There are two potential limitations in our study. First, factors other than NO produced by the vascular endothelium, such as endothelium-derived hyperpolarization factor and prostacyclin(7,3335), also mediate relaxation of vascular smooth muscle cells after an increase in shear stress. Hence, inhibition of NOS may not completely abolish blood flow-induced vasodilation. However, previous investigations support the hypothesis that NO is the major effector of flow-mediated vasodilation. Although meclofenamate partially blunts the rise in fetal pulmonary blood flow during partial compression of the DA(7), L-NA nearly abolishes this response(19). Furthermore, aspirin or indomethacin do not inhibit the effects of flow-stimulated endothelial cells on vascular reactivity(36). Finally, prostacyclin causes vasodilation partly through NO release(37). However, although NO release appears to play the greater role, we cannot rule out that prostacyclin or endothelium-derived hyperpolarization factor release by the shear stress-induced vasodilation could have partly counteracted the increase in PVR after DA compression. In these conditions, the myogenic response could have been underestimated. Second, although the relative increase in mean PAP expressed as a percentage of change was similar in control and L-NA-treated animals during partial DA compression, the absolute maximal PAP was higher after L-NA infusion because basal PAP was higher. The hypothesis that the acute rise in PAP during DA compression may have impaired ventricular function cannot be completely ruled out. However, the fact that the right ventricle was able to generate and sustain the rise in PAP does not support this hypothesis. Moreover, PVR was calculated as the ratio of the driving pulmonary artery pressure (PAP - LAP) to the resulting LPA blood flow. Thus, as long as the right ventricle is able to sustain PAP, acute changes in PVR do not appear to be dependent on ventricular function.

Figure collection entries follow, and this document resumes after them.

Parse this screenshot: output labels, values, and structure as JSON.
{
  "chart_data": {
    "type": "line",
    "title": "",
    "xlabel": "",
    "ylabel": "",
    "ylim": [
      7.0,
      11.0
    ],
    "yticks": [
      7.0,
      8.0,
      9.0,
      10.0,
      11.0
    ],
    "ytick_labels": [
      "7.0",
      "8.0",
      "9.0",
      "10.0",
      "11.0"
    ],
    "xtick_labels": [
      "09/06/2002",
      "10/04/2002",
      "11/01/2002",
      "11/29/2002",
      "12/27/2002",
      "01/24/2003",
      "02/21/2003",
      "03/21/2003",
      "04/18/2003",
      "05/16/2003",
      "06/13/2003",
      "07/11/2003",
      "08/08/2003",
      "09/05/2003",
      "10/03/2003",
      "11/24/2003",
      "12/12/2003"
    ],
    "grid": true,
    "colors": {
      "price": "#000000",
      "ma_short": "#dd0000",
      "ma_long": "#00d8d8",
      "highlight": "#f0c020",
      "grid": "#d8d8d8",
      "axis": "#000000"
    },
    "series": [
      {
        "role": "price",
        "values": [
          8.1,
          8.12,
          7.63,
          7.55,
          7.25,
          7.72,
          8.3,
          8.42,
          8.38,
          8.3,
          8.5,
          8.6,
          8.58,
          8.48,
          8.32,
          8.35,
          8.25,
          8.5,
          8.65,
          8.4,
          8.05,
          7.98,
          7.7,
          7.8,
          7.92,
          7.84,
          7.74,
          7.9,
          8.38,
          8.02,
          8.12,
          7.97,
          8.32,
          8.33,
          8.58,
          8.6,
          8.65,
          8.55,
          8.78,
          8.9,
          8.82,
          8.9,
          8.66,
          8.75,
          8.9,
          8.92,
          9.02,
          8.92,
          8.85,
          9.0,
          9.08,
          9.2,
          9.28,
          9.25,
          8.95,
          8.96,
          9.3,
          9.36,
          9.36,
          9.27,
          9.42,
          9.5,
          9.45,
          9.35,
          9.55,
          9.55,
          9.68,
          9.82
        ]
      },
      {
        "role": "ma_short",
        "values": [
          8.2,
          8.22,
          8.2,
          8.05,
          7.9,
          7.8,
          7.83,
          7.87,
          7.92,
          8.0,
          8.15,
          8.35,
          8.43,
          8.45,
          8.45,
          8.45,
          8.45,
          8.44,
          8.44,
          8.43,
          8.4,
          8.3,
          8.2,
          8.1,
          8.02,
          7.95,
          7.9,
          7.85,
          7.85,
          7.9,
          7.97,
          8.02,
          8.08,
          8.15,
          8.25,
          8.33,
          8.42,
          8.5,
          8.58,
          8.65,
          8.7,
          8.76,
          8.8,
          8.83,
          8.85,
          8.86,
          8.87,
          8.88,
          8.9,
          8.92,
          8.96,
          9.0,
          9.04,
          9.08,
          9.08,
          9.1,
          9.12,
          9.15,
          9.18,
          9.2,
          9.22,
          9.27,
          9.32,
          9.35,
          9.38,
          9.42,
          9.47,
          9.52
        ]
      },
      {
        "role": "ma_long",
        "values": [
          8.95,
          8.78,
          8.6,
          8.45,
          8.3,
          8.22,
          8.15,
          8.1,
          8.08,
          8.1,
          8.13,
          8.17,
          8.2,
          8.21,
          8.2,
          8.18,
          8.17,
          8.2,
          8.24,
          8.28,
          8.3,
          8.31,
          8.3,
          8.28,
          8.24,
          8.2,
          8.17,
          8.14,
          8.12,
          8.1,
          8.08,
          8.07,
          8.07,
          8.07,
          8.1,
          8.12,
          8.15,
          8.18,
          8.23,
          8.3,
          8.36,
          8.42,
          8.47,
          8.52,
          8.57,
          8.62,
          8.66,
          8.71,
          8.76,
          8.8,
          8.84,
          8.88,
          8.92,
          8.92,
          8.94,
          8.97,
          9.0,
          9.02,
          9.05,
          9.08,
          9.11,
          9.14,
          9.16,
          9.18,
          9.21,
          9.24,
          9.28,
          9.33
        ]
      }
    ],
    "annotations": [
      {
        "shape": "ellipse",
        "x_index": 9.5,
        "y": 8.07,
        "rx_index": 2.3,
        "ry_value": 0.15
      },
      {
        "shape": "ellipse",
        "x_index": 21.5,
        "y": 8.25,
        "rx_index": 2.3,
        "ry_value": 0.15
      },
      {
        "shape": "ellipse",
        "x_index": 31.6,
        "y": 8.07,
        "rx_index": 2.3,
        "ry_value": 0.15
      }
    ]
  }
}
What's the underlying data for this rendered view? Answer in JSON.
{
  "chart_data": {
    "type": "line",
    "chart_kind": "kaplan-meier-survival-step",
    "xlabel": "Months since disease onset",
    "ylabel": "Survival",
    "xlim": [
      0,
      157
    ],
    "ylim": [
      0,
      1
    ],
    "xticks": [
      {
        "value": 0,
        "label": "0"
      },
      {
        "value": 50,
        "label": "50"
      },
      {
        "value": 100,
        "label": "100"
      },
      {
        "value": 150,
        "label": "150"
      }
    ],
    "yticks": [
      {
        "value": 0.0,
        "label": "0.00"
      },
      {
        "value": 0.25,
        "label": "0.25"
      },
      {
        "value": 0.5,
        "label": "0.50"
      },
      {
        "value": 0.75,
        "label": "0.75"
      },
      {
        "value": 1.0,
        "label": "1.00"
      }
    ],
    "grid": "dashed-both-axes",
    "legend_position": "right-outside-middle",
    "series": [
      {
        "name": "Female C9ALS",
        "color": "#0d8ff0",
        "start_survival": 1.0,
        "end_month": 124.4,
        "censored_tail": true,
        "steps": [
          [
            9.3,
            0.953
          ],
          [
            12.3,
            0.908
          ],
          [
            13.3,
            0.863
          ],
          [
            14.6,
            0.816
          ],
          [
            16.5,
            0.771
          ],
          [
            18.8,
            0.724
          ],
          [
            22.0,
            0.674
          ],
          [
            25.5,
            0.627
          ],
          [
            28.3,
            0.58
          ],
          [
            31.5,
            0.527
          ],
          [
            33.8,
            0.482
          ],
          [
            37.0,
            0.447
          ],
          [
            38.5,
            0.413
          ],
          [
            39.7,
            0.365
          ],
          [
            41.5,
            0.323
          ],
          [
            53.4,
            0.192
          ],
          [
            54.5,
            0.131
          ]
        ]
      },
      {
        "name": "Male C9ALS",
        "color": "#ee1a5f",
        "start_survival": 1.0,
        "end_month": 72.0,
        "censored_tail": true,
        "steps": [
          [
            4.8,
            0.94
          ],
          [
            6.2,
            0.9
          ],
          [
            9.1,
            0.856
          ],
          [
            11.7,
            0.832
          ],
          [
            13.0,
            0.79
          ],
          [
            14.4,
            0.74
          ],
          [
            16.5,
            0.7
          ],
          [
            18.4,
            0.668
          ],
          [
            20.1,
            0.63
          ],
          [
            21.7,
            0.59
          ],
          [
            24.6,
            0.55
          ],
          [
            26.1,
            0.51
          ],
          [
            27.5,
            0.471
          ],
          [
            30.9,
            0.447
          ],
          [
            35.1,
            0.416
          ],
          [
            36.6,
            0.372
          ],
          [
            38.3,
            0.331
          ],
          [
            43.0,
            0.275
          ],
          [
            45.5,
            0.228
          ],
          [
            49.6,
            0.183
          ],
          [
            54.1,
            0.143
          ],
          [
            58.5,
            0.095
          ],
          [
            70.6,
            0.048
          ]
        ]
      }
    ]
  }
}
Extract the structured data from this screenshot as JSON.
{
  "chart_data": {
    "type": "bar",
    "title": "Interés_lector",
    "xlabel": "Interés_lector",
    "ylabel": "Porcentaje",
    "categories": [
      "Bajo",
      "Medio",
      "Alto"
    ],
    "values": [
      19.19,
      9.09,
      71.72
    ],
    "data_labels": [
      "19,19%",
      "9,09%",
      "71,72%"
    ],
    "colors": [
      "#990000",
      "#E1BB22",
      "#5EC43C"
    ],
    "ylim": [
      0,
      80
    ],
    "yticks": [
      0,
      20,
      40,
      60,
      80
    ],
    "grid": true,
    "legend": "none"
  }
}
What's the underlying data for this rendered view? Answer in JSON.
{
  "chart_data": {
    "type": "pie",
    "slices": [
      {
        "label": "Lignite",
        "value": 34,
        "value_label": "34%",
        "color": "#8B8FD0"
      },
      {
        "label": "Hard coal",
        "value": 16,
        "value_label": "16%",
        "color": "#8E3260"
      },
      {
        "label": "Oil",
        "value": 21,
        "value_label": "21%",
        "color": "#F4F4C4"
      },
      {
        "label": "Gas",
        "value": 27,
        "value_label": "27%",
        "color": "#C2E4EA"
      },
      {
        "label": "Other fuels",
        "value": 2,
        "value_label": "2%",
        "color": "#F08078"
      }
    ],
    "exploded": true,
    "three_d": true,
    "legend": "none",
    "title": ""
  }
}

In summary, our findings provide evidence that a potent myogenic response exists in the perinatal lung. This stretch-induced vasoconstriction can be revealed after inhibition of the vasodilator response to shear stress. In these conditions, pulmonary blood flow does not increase with PAP, i.e. pulmonary blood flow is controlled by autoregulation. Numerous pathophysiologic situations were found to impair endothelium-dependent vasorelaxation. During fetal life, NOS activity can be modulated by PaO2, and low fetal PaO2 appears to suppress endogenous NO activity(38,39). In a model of experimental PPHN, acetylcholine-induced fetal pulmonary vasodilation is lost early(40). Thus, as severe hypoxemia or PPHN may impair endothelium-dependent vasoreactivity, it is likely that in these pathophysiologic settings, shear stress-induced vasodilation may also be reduced or abolished. Therefore, we speculate that the myogenic response may become the predominant regulatory mechanism of vascular tone and contribute significantly to high PVR and altered vasoreactivity. Whether the inability to achieve the normal decline in PVR at birth in infants with PPHN is explained by a persistent autoregulatory mechanism in the pulmonary circulation remains an open question.